Top legal blogger - and BigLaw trainee-to-be - Ashley Connick has hit the jackpot and got a piece published on The Lawyer on internet stalking by law firms. He's a sensible and clever chap, serious and correct on many things (not his slavish devotion to Chelsea and its roster of grotesques, but many other things). You should read the whole piece here
- and I have no doubt that Ashley
would engage with you on twitter
too, should you have anything to say.
He's blogging on the "right
" of law firms to check out potential and current employees' social media profiles (that's Facebook, Twitter and the like, grandad). He likes to think they shouldn't do it, and hopes that they don't - but admits he can see why they might. I think his approach is reasonable and correct, but I was more taken by the view of Jon Harman (a College of Law media guru, who tweets as @colmmu
), who has said he believes:
"employers have no right to undertake ’cyber-surveillance’ on candidates or employees. He [Harman] has said to me [Connick] many times that he would not wish to work for an organisation that would choose to use such a method during its recruitment process, and would not consider putting an employee or prospective employee’s name into a search engine.
Is this noble? Yes. And naive? Definitely. Because everyone, probably including the College of Law (with the notable exception of Jon, obviously), is prone to a bit of googling. I have no idea about the legal position - I only practised in the City - but let's cut to the practical reality about your electronic footprint.
By putting up your personal details, your photographs, the stuff you "like", I reckon you are volunteering your right to privacy.

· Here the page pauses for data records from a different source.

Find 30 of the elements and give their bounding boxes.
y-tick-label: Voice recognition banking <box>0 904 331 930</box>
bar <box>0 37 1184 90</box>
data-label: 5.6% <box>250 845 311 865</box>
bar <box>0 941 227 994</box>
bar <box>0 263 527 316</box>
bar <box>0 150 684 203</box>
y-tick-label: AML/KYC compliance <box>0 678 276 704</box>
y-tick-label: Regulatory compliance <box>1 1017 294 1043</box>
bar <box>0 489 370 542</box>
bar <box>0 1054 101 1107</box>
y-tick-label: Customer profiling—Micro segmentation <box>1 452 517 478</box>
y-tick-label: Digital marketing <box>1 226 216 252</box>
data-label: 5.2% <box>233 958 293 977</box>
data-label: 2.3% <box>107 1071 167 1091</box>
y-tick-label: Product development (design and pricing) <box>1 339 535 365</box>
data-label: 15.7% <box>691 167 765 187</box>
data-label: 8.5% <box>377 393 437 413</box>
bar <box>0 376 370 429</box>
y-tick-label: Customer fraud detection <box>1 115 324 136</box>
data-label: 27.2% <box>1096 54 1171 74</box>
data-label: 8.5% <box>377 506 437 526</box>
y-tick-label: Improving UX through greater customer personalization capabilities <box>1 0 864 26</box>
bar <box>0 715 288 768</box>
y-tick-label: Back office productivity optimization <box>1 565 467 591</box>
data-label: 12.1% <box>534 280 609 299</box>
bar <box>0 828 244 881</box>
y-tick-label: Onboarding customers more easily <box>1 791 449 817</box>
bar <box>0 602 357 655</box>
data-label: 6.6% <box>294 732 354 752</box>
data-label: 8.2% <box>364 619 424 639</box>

For free, with nothing in return other than the opportunity to look at your friends' Instagram snaps of them dancing at other friends' weddings (that's the thin end - such is my advanced age, I'm now stuck looking at effin' baby scans). You might as well pin up one of those sexy cards in a phonebox. Even my own father -
brain the size of a planet - has moved from sending roguely capitalised
and unpunctuated text messages to constantly tweeting. Your
life is writ large on the internet; it's all your fault, and it's never too early to start worrying about it.
Possibly uniquely, Pinsent Masons has a big, trendy disclaimer
expressly stating the firm does not stalk people across the internet when it comes to hiring decisions. Personally, I think they're protesting a bit too much,
but see no reason why I shouldn't take them at their word. Nope, none at all.
But all this
really means is that every other firm doesn't just reserve the right, but is likely to exercise it, too. They're all panicked about their reputations, which rest heavily on the "personal brand" (ugh) of staff. One slip, one tiny foot out of place, and you're in Shearman & Sterling G4 Dubai roasting hell. If you've got a track record of things which could have the potential to embarrass a law firm (and it's a very low bar), you're not exactly going to stick it on an application form, are you? And whilst drunkeness is probably fine (I saw some extraordinary things in my time), your prospective employer wants to be sure there's no evidence of you bitching about work (like, omg lol!!!
), sieg heil-ing (see Burley, Aidan, the case of
), or bumming a goat. Or just being a public school boy idiot - that's like kryptonite to your average law firm.
Matthew of RollOnFriday fame is always bullish about this stuff.
His advice is stark - delete every profile you have. Leave no trace. That's probably a bit nuclear. So just be safe, kids - ramp up your privacy settings to 11. And then get back to posting photos of your own arse.
It's well-known that firms like their trainees to bond before they start their training contracts, if only to make sure they'll all get on when proofing bundles of photocopying on 3am. So they stick a credit card behind a trendy bar (in my day, it was £50 quid at the snooker hall), and tiptoe out of the room in the hope the children will play together nicely.
One night, a future trainee cohort got a bit tipsy. The booze was rapidly drained, and twitter started to burn holes in pockets. Cue the inevitable stream of late-night
tweets about what a great bunch all the trainees were, just how much free booze had
been provided - and how much of it had been imbibed. Wot larks! The next day, cue hasty
backtracking and deletion of tweets. OK, the firm in question is nice and friendly (and not adverse to getting the legal media sozzled on its tab). It probably wouldn't have given a toss about the inebriation. But in this climate the partners would have suddenly sat up had the Daily Mail written a piece about 23 year olds bragging about getting pissed in a posh City bar, funded by a City law firm. It's not fair, it's probably not right. But it's unavoidable. So much easier to be boring.
If you've got something awfully incriminating - and public - on your Facebook profile (and it does need to be truly awful), or have sent some ill-thought out tweets
, you can probably expect your training contract application to be politely and quietly binned. If you're lucky, you'll get a standard-form letter - "many more high-quality applicants than we could possibly interview
" etc etc ad infinitum
. Take today's news
about the Newcastle University law student who has admitted
sending Stan Collymore racist abuse on Twitter. He might have been a
brilliant, hard working City lawyer, a star partner in the making. But
today, his career is over. Well, maybe Pollyanna Pinsents will still take him on.